OpenCL 2.0 is here
Today at SIGGRAPH ’13, Khronos released a provisional specification specification of OpenCL 2.0. Hooray! Compared to 1.2, this is release is packed with unexpected yet cool stuff and features that were requested by users for quite some time now. The provisional specification can be found online, however the manpages are not fully built yet.
So, let’s don’t waste time. Here is what’s coming up.
Kernel argument introspection
I can only imagine that the Khronos developers came up with the existing
clSetKernelArg
API, to provide programmatic access from languages other than
C. However even with these good intents, it was not even possible to determine
the types of the argument of a clKernel
object hence making it extremely
difficult to provide a better API in C itself. After many users requested a way
to introspect kernel arguments, OpenCL 2.0 now brings clGetKernelArgInfo.
Unfortunately, it still is a bit awkward to use. For example, you cannot get the
size in bytes of the argument but instead you can query for the type name, from
which you could infer this information.
Shared Virtual Memory
Until version 1.2, you could use the same memory from host and device by using
the clEnqueueMapBuffer
and clEnqueuUnmapBuffer
operations. However, this was
restricted to contiguous memory buffers. OpenCL 2.0 provides a slew of
functions dedicated for shared virtual memory (… I guess pages) that
allow access of arbitrary pointer-based data structures.
Pipes
I am not sure about the usefulness of the new pipe objects. Apparently, you
create a new pipe on the host and pass the cl_mem
object to two kernels
that use a number of new built-in functions to communicate through these
objects. As far as I can see, the pipes only allow buffered, asynchronous
operation.
At the moment, I can hardly see any use case for these new objects. Do you?

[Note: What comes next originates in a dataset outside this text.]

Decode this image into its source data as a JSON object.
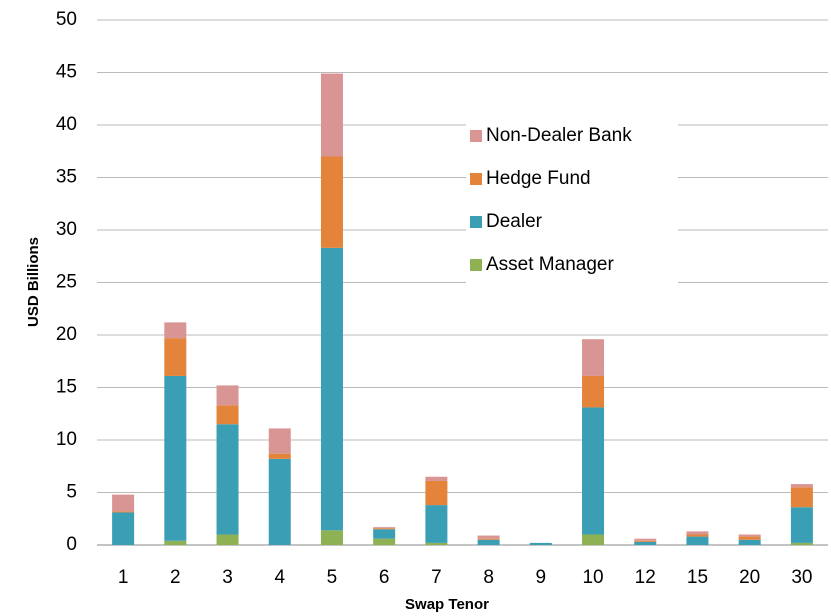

Enqueueing kernels from within kernels
… also called “Dynamic Parallelism” by the Khronos folks. The new built-in
enqueue_kernel allows a work item to schedule a new kernel. Instead of a
receiving a kernel object or function pointer to a kernel
function, the
consortium decided to re-use Apple’s blocks to create enqueue-able
closures. According to the specification, enqueueing looks like this:
kernel void
outer (global int *a, global int *b)
{
ndrange_t range;
void (^accumulate)(void) =
^{
size_t id = get_global_id (0);
b[id] += a[id];
};
/* Pass block as variable */
enqueue_kernel (get_default_queue (),
CLK_ENQUEUE_FLAGS_WAIT_KERNEL,
range,
accumulate);
/* Pass block directly */
enqueue_kernel (get_default_queue ()
CLK_ENQUEUE_FLAGS_WAIT_KERNEL,
range,
^{
size_t id = get_global_id (0);
b[id] = sin(a[id]);
});
}
SPIR intermediate representation
This is probably less of importance for users of the C and C++ API, but the Khronos group also started to define a LLVM-based intermediate representation of up to OpenCL 1.2 code. This will probably spawn a multitude of new OpenCL front-end languages.
Other built-ins and extensions
- Tired of calculating the linear index for two- and three-dimensional data accesses? With the upcoming specification you can use get_global_linear_id and get_local_linear_id for these tasks.
- There is now a whole bunch of atomic functions to change memory locations or test for conditions while being immediately visible to other work items of the same work group.
- Sometimes, it’s a pain to get resource de-allocation right. For sloppy
people like me, there is a new cl_khr_terminate_context extension, that
provides a
clTerminateContextKHR
to quickly shut down an OpenCL context.
Outlook
The specification is still in provisional state and the Khronos group encourages you to give feedback for the next six months. After that it will be set in stone. Probably two years later, NVIDIA will then provide an implementation for OpenCL 1.2.